The Basel based international agri-company announced in February that ChemChina had made an offer to acquire it. The agreement provides $465 per share along with a special dividend and keeps the company headquartered in Switzerland.
Syngenta’s management would continue to run the company, and ChemChina Chairman Ren Jianxin would become head of the board of directors, the company said. The proposed deal is still being examined by competition authorities in both the US and EU and the offer for shares has been extended to July 18.
However, the purchase offer also comes at a time when Syngenta is involved in an ongoing lawsuit in the US regarding the sale of genetically modified corn prior to approval in all foreign markets.
The lawsuit could influence the terms of the sale, purchase structure and future some future steps taken in the lawsuit, said Jennifer Carter-Johnson, assistant professor of law at Michigan State University.
“It will impact the litigation in some ways, but it wouldn’t stop the litigation,” she told FeedNavigator. “It will impact the strategy.”
Corn case details
The case against Syngenta was started in 2014 by Cargill and ADM alleging Syngenta’s sale of genetically modified corn seeds, MIR 162 or Viptera and Duracade, in the US led to millions in losses after China, which had not approved the corn variety, refused imports with the strain.

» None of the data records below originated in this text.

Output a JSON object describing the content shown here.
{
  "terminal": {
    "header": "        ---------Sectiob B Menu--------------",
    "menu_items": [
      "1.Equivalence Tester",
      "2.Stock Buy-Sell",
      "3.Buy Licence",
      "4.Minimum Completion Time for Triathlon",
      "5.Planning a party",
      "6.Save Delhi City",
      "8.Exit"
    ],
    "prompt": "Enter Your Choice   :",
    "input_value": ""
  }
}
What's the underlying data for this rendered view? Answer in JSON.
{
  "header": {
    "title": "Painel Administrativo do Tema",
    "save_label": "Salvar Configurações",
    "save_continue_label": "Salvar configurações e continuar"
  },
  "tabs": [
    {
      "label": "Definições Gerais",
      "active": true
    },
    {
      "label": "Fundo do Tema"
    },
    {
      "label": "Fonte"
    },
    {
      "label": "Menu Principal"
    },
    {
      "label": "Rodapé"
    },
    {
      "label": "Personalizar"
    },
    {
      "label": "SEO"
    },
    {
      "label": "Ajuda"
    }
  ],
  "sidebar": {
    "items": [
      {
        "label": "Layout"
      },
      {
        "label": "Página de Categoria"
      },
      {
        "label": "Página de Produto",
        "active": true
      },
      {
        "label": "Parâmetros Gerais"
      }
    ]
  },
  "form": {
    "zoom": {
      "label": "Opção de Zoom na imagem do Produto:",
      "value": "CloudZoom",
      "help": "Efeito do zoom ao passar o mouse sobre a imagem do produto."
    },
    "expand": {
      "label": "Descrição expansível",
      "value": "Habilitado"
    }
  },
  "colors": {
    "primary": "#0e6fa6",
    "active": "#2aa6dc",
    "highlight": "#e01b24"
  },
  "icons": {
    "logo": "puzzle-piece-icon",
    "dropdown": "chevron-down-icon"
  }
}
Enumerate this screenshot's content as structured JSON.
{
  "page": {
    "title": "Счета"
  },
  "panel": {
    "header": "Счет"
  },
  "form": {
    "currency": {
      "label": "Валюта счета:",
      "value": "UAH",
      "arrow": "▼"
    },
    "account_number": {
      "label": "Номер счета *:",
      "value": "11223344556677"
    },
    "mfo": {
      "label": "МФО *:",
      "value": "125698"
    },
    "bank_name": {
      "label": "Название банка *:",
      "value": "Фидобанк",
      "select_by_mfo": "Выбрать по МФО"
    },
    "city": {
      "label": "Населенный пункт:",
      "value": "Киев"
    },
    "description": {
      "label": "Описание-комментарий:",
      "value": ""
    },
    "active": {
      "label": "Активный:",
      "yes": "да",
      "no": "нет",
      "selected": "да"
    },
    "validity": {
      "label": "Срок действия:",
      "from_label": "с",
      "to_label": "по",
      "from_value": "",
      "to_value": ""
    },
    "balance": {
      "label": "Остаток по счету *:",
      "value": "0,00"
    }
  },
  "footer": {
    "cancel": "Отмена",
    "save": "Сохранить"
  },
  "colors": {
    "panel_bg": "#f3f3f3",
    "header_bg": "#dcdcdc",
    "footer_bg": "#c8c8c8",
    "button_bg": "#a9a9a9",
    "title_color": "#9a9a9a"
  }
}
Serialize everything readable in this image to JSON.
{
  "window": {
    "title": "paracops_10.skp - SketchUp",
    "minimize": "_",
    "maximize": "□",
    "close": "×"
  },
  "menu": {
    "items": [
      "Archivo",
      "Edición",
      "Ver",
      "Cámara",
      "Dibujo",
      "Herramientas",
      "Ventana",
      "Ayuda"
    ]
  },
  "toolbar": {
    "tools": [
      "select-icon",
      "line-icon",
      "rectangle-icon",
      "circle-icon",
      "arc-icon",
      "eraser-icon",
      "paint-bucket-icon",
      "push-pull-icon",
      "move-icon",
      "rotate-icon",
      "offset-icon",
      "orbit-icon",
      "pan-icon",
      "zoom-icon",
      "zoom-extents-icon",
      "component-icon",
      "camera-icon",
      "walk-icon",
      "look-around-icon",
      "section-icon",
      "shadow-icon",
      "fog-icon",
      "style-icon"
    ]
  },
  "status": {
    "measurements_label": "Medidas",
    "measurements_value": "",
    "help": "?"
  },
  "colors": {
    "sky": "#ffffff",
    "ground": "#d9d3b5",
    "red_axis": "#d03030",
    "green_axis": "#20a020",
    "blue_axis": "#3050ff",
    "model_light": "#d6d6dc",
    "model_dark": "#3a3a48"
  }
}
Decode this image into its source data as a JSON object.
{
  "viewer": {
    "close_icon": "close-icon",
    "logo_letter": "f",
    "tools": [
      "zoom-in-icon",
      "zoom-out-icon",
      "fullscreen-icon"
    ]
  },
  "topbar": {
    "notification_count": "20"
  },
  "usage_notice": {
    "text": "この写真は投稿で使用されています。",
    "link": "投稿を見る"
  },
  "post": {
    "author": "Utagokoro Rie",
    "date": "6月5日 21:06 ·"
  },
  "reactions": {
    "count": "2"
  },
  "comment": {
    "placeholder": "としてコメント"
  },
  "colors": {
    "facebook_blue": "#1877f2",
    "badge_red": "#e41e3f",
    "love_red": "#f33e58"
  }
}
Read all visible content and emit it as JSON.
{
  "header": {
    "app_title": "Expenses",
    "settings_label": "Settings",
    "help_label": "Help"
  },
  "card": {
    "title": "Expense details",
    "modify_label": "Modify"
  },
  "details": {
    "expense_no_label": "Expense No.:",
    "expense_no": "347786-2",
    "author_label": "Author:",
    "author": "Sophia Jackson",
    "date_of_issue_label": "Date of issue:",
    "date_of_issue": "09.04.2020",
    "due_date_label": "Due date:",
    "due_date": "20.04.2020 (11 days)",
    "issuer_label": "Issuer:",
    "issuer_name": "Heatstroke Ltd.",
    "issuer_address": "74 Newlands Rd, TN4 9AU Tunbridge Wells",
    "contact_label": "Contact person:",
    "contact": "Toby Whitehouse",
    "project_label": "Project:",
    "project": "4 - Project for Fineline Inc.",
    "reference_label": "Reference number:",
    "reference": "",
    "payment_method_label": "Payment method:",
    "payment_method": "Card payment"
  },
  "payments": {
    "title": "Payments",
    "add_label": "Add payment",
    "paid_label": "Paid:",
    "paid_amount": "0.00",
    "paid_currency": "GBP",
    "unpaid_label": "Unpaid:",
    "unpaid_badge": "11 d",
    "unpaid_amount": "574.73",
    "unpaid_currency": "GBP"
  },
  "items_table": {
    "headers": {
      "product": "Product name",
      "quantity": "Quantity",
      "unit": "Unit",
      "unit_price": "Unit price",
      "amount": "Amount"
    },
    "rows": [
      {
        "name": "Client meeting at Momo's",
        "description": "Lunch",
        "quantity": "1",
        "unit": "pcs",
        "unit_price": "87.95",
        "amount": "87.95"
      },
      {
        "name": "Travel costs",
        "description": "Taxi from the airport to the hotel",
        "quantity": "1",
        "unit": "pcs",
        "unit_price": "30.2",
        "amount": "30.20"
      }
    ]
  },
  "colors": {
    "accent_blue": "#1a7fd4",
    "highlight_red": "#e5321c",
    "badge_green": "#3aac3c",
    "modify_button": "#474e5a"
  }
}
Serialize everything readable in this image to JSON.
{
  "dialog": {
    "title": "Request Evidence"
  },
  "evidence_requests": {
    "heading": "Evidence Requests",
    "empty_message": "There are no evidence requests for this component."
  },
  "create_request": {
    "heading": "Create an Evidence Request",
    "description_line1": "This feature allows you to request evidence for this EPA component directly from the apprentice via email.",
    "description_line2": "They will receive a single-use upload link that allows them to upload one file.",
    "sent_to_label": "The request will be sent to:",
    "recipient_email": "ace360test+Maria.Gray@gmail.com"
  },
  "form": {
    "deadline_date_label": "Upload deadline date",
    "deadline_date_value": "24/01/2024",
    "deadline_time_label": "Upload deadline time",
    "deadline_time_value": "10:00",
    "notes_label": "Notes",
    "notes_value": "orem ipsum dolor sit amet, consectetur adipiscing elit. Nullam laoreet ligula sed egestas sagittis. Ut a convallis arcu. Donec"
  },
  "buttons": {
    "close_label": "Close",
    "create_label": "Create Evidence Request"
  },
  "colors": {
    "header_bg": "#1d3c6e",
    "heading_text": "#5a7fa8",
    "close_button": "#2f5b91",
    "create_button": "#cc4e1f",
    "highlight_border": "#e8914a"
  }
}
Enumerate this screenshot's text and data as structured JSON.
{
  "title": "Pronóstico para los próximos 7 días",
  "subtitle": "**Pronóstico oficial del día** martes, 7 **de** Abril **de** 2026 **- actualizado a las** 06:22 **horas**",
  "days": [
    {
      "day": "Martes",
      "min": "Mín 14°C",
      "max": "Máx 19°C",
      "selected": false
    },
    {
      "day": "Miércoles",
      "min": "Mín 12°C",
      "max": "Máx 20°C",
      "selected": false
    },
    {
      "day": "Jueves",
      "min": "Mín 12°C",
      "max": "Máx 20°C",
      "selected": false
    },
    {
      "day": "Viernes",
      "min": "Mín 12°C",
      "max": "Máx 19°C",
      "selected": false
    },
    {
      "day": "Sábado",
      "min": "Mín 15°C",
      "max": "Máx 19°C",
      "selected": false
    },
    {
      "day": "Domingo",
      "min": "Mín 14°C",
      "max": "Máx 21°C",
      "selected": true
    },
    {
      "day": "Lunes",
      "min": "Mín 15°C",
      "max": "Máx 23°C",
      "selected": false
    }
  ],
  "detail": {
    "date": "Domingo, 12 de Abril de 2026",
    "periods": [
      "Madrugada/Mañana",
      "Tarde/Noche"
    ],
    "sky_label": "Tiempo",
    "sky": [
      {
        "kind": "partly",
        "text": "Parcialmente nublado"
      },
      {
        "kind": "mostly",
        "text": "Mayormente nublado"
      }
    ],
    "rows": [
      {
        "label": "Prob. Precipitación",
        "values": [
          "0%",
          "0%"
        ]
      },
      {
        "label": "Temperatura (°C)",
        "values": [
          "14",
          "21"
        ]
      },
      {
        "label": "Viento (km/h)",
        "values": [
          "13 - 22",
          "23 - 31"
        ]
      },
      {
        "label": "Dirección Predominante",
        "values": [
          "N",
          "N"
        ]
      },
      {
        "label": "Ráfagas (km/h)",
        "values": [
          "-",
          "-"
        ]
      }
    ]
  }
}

The litigation action subsequently widened to include corn producers, milo producers and non-producers.
Syngenta requested the lawsuit against it be thrown out, but, in September 2015, the case was allowed to move forward in the US District Court for the District of Kansas.
In November, the Swiss company brought a countersuit against members of the original lawsuit alleging the duty to isolate the corn fell to grain elevators, transporters and exporters but that case was dismissed this spring.
Lawsuit influence
The final structure of the deal, which looks at purchasing company stock, may be influenced by the lawsuit, said Carter-Johnson. “They’re negotiating that purchase agreement right now, and a lot of it will depend on the final details and what the resulting company looks like at that point,” she added.
“The thing they could have done was an asset purchase, rather than a stock purchase, which would have given them the most protection,” she said. “With a stock purchase, I would say keeping Syngenta as its own cooperate entity and a subsidiary, rather than doing a full merger with a goal that they can show it is its own company [makes sense.]”
It is possible that the Chinese company could eventually be named in the ongoing biotech corn lawsuit once the final details are made and as the purchase looks to be completed, she said. At that point, there could be a move by plaintiff attorneys to bring in ChemChina.
“More than likely they’ll try to bring them in to have more people to shoot darts at,” said Carter-Johnson. “Especially if the acquiring company made attempts to separate out some of the assets so there wouldn’t be such deep pockets if Syngenta loses.”
It also is possible that the lawsuit could have supported some interest in the sale, she said. “ [However,] the ag industry is so prone to consolidation right now that it seems that it is another step that was probably going to happen regardless,” she added.
Additionally, there is a possibility that the new owners could seek to settle the lawsuit once the purchase is completed, she said.
“Whether you litigate or settle, from a business perspective, is almost always a question of money,” she said. “Will it cost more to litigate? Will it cost more to settle? And, if you lose this, will it change the way you do business?”